Wordplay is a blog project featuring posts from students enrolled in ENG 320 Grammar and Linguistics (Fall 2019)
Learning is Ruff: Bad habits Boot camp
by Ashley Fattig
Thinking back on the basics of language, and comparing the past learning strategies of others, has me thinking of breaking bad habits–similar to those bad habits that occur when puppy training. Similar to bringing home a new puppy, small bad habits over time, turn into big bad habits over time. Coincidentally, I have two new puppies at home. While I focus my attention on breaking their bad habits at home, I can simultaneously work on breaking my bad writing habits as well.
Meet Snow. Snow is as cute as a button, but Snow lacks some fundamental basic common courtesies as a roommate. These courtesies consist of: Respecting bedtime hours, valuing the property of others, and proper bathroom etiquette. Don’t be like Snow.
According to the article: “7 Bad Writing Habits You Learned in School,” the number one habit in student writing is:
- Trying to sound like dead people
“Sure, Chaucer and Thomas More and Shakespeare were the stud muffins of their day, but you don’t see them on the New York Times Bestseller List now.” (Morrow)
-Now if I had written Snow’s introduction in a more original manner I would have said: Meet Snow. Snow is as cute as a button, but she takes some getting used to. In her spare time Snow’s hobbies include howling at the moon, chewing my favorite pairs of shoes, and peeing on the rug. Don’t be like Snow.
Luckily, with some practice and guidelines, bad habits like these can be broken. Snow is now on a strict doggie schedule. With set bathroom times to avoid peeing on the rugs, she’ll be in tip-top shape in no time! Accountability for one another can be an asset to help from falling into old patterns. If you find yourself slipping into old habits it can often be helpful to have a friend, or peer read your work for critique. If they don’t think the voice sounds like you, maybe you should rethink the diction.
Meet Zero. Zero loves to dig. Sometimes when Mom and Dad turn there back Zero likes to dig his way under the fence, and run away from home. With Zero on the lose, we run around like chickens with our heads cut off. This makes for a very unproductive day. Don’t be like Zero.

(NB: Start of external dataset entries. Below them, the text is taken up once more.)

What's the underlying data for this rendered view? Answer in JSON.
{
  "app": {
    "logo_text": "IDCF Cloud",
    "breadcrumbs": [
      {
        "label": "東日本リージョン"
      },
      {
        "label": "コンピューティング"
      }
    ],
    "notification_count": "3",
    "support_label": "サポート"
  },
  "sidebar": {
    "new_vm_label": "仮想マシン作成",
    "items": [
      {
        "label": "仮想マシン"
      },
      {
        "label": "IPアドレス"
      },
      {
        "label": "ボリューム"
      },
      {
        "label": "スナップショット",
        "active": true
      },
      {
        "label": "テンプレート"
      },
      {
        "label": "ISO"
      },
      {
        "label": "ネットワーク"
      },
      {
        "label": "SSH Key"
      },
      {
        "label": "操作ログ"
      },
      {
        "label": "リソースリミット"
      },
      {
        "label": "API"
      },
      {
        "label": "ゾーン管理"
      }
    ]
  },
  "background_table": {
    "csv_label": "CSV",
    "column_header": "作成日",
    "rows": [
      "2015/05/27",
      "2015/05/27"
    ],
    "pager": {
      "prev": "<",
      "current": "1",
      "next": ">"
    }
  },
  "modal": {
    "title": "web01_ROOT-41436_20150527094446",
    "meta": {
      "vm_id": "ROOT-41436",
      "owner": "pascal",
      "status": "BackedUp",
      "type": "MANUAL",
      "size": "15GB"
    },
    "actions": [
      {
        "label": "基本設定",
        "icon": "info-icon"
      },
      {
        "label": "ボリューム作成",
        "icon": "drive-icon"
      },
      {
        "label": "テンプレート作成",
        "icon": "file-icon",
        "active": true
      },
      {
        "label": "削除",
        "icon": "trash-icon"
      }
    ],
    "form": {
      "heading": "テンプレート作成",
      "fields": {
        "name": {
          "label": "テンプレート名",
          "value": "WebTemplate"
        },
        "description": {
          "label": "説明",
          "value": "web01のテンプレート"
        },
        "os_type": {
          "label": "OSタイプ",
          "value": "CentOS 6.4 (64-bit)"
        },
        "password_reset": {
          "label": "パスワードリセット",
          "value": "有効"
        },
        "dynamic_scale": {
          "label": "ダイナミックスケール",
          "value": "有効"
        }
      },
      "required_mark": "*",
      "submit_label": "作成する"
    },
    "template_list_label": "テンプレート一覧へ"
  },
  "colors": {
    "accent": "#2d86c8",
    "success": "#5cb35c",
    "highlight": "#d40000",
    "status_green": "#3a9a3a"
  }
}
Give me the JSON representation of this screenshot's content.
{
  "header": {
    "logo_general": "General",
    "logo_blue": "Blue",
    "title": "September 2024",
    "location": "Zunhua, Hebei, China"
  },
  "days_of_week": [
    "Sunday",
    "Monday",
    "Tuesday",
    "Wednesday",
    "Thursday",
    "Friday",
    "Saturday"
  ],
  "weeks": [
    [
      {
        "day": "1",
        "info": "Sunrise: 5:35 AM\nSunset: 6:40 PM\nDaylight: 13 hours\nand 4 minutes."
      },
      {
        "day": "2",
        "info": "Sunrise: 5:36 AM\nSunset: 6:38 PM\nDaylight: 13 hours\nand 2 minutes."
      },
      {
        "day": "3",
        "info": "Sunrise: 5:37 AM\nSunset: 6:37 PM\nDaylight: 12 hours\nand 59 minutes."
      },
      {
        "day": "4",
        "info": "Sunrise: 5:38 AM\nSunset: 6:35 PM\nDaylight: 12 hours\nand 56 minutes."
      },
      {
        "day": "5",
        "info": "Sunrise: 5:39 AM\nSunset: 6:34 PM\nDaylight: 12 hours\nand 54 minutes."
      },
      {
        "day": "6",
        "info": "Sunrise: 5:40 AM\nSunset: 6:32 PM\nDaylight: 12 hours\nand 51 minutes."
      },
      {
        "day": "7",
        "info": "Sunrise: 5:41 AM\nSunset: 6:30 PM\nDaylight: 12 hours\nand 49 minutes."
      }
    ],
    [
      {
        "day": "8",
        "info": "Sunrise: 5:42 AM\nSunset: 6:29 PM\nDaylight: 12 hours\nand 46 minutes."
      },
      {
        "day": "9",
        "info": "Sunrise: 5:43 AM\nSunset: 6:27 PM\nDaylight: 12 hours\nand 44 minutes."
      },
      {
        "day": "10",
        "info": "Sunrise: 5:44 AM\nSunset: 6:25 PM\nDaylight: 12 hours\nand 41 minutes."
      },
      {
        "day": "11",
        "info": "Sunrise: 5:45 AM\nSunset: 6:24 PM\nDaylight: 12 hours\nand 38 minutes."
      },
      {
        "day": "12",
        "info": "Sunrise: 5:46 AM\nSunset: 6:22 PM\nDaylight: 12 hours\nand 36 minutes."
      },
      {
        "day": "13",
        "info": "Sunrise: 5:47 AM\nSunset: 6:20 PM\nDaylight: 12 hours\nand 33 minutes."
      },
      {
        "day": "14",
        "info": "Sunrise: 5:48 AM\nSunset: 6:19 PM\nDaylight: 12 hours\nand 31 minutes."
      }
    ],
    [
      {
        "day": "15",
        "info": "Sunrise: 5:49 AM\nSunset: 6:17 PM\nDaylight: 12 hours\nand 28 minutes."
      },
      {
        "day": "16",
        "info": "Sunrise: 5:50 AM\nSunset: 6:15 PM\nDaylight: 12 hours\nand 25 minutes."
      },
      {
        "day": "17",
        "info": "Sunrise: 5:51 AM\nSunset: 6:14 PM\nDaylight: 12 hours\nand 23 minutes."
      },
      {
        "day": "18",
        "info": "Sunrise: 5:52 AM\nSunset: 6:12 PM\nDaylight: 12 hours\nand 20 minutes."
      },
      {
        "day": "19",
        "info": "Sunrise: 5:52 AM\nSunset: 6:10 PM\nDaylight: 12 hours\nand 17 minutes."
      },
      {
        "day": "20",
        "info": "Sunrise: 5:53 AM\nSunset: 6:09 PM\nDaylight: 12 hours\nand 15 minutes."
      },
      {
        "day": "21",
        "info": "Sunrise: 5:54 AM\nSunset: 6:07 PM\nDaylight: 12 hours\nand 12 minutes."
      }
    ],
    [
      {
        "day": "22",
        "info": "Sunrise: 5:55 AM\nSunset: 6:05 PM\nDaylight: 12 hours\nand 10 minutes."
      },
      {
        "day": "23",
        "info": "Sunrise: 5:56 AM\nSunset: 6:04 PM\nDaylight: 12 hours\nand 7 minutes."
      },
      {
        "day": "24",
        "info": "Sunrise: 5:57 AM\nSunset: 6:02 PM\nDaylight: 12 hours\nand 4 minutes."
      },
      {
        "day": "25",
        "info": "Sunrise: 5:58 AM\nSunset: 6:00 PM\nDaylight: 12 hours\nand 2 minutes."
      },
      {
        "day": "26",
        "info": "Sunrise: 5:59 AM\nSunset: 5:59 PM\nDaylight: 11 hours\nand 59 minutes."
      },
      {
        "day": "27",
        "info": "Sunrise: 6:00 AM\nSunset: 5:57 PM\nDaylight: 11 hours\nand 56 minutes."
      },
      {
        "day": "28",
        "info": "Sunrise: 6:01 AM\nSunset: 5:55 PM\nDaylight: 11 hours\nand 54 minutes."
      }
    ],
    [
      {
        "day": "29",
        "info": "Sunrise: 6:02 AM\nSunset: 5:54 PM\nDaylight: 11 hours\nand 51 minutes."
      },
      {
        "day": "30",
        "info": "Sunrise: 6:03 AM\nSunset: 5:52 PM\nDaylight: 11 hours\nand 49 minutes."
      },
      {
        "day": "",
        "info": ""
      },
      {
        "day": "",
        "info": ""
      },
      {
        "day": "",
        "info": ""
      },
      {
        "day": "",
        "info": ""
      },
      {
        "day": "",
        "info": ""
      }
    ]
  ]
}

According to the article: “30 of the Most Common Grammatical Errors We All Need to Stop Making,” the number one error made by students is:
- They’re vs. Their vs. There
If this is a grammatical error that you find yourself struggling with here is a little graphic to help you remember!
- Their- a possessive pronoun: Ex. “their car is blue” The car is belonging to the person being discussed.
- There- used as an adjective, or adverb: Ex. “Zero ran over there” Typically, this form is referring to location, and occasionally location in an abstract sense, such as, “Whoop there it is”
- They’re- a contraction of the two words “they” and “are”: Ex. “They’re going to be late to the movies”
The same article also lists the number nineteenth error as:
- Lose vs. Loose
Read it out loud. If it sounds funky, it probably is.
-Be careful, or you’ll lose your dog, like me.
-My naughty dog is on the loose!
And according to an article from the University of North Carolina at Chapel Hill:
The Problem with Clichés—“they are general statements that do not add any detailed evidence or unique support to a piece of writing, whether that writing is a personal statement or an academic essay.”
There is a degree of grey area for this matter, simply because it all depends on the type of writing that you are pursuing. For instance, a college essay is more formal in structure; however, with blog type assignments you can play around more with language to incorporate personality, or to add to the voice of the piece.
Every dog has his day.
Birds of a Feather flock together.
With a few new learned tricks, you too can be the goodest of boys!!
Morrow, Jonathan MorrowJon, et al. “7 Bad Writing Habits You Learned in School.” Copyblogger, 12 Oct. 2016, www.copyblogger.com/bad-writing-habits/
Zantal-Wiener, Amanda. “30 Of the Most Common Grammatical Errors We All Need to Stop Making.” HubSpot Blog, blog.hubspot.com/marketing/common-grammar-mistakes-list.
“Clichés.” The Writing Center, writingcenter.unc.edu/tips-and-tools/cliches/.
Ashley Fattig is a senior at CSC. She is originally from Alliance, NE, but chose CSC because of the affordability and distance from home. She currently studies General Business with a minor in writing, and works at First National Bank of North Platte and would like to pursue mortgage banking after graduation.